Companies need to recognize that adding value to employees and generating value as an organization are not competing activities. They are clearly symbiotic: add value to make value. In addition, the distribution of rewards needs to be perceived as broadly fair. In fact, income inequalities at work have risen dramatically in most of the Western world.
Zhang Ruimin, CEO of the highly successful Chinese company Haier, picks up on the value-adding theme as follows:
I want each employee coming to work for Haier to have the sense that he or she can find a place in the company to realize his or her own values as well as creating value for the enterprise. I have no desire to oversupervise employees. Nor is my goal to grow the company to a certain size.
The list of the world's largest 500 companies changes dramatically every decade. Size is no protection against failure if you are not able to fill each employee with vitality. Instead, I want Haier to get to the point where all employees create their own value on a globalized platform. If we are able to accomplish this, we can make Haier a very competitive enterprise.
More prosaically, think of your favorite bar or restaurant. What makes it your favorite? Most likely it's the food, the service, and the ambience, yet all of those things also rest on the skill of the staff. Value added in one area generates increased value in another, and another, and another.
This point relates to the opening of this chapter, where we argued that both Taylorist and Marxian accounts of the workplace are flawed. Neither theory grasps the idea that adding value enriches both employers and employees-and of course delights customers.
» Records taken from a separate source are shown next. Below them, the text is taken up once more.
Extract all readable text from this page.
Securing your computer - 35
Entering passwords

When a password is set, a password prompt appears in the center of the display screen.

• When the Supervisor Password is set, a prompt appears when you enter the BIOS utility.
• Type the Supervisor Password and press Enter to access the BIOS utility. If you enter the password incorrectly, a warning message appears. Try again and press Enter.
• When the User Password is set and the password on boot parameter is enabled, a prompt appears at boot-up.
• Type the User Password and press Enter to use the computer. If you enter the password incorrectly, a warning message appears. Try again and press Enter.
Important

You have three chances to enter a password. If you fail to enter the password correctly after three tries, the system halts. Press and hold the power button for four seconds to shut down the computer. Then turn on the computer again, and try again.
This is not to say, however, that there are not still legitimate questions about how the value created is distributed.
McDonald's offers a view of the value-added dynamic in practice with its two-semester, blended learning curriculum that culminates with a five-day capstone simulation at the company's own Hamburger University, where general managers learn how to develop department managers and to create and execute business plans.
The virtuous cycle triggered when employees become better educated cannot be overstated. Knowledge begets more knowledge-and knowledge sharing. One can imagine how a frontline of qualified workers sharing their latest learnings with their shift teams changes the whole working environment for the better.
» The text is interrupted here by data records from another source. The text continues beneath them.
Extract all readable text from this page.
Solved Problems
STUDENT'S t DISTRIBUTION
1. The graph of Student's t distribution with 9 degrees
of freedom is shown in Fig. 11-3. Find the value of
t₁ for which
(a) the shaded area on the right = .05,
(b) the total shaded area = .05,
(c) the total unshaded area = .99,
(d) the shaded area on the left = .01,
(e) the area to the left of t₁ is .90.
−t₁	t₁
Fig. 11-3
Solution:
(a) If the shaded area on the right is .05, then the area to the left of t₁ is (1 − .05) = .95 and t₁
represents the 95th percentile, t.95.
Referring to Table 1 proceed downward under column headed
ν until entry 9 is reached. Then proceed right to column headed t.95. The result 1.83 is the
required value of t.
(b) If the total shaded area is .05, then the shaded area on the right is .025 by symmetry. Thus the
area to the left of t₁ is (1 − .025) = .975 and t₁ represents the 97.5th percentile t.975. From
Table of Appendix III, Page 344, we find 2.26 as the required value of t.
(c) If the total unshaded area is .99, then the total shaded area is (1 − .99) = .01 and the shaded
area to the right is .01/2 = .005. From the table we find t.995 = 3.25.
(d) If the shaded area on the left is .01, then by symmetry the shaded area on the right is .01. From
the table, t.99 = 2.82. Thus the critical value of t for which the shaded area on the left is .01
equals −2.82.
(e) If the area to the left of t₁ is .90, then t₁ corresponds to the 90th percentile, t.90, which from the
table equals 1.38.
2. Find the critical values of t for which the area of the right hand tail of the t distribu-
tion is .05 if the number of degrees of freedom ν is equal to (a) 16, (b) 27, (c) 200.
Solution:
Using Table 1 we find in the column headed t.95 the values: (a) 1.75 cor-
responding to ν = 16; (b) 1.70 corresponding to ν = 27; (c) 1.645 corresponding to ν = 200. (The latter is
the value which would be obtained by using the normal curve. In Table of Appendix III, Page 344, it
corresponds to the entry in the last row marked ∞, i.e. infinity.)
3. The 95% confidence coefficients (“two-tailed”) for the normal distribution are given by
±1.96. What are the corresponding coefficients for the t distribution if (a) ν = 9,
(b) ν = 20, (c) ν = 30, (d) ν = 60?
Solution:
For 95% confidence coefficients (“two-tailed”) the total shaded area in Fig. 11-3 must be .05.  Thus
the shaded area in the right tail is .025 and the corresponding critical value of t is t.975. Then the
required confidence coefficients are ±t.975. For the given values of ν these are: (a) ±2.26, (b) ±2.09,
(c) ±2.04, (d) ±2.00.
Customers on the other side of the counter also will experience those improvements in product and service when ordering their burger and fries. And of course the dynamic reverberates further out to the franchise owners and to corporate headquarters, where lowered employee turnover rates (satisfied workers don't tend to leave their jobs) mean money saved in hiring and training costs.
Consider another example, a well-known, prestigious luxury goods company with which we worked, where a key value-add for employees is reputational capital. Part of the company culture is to recruit "well-developed" people-that is, individuals who have received extensive management and leadership development- from companies such as L'Oreal, Unilever, and Procter & Gamble, and then see how they can adapt to the considerable opportunities they are given.
In this highly entrepreneurial firm, "employee development" takes a different form. If the new recruits can thrive (or even simply survive) in this competitive environment, they acquire considerable value in the labor market after leaving the company. The tricky question for them can be when to cash in this value.
This is a key consideration for both employees and executives in this organization. At what point in a person's career is the value added crystallized? At the big four accounting firms, for instance, there is always a raft of people who at some point realize they won't make it to partner. Some have left it too late and must come to terms with becoming "career directors" not always happily.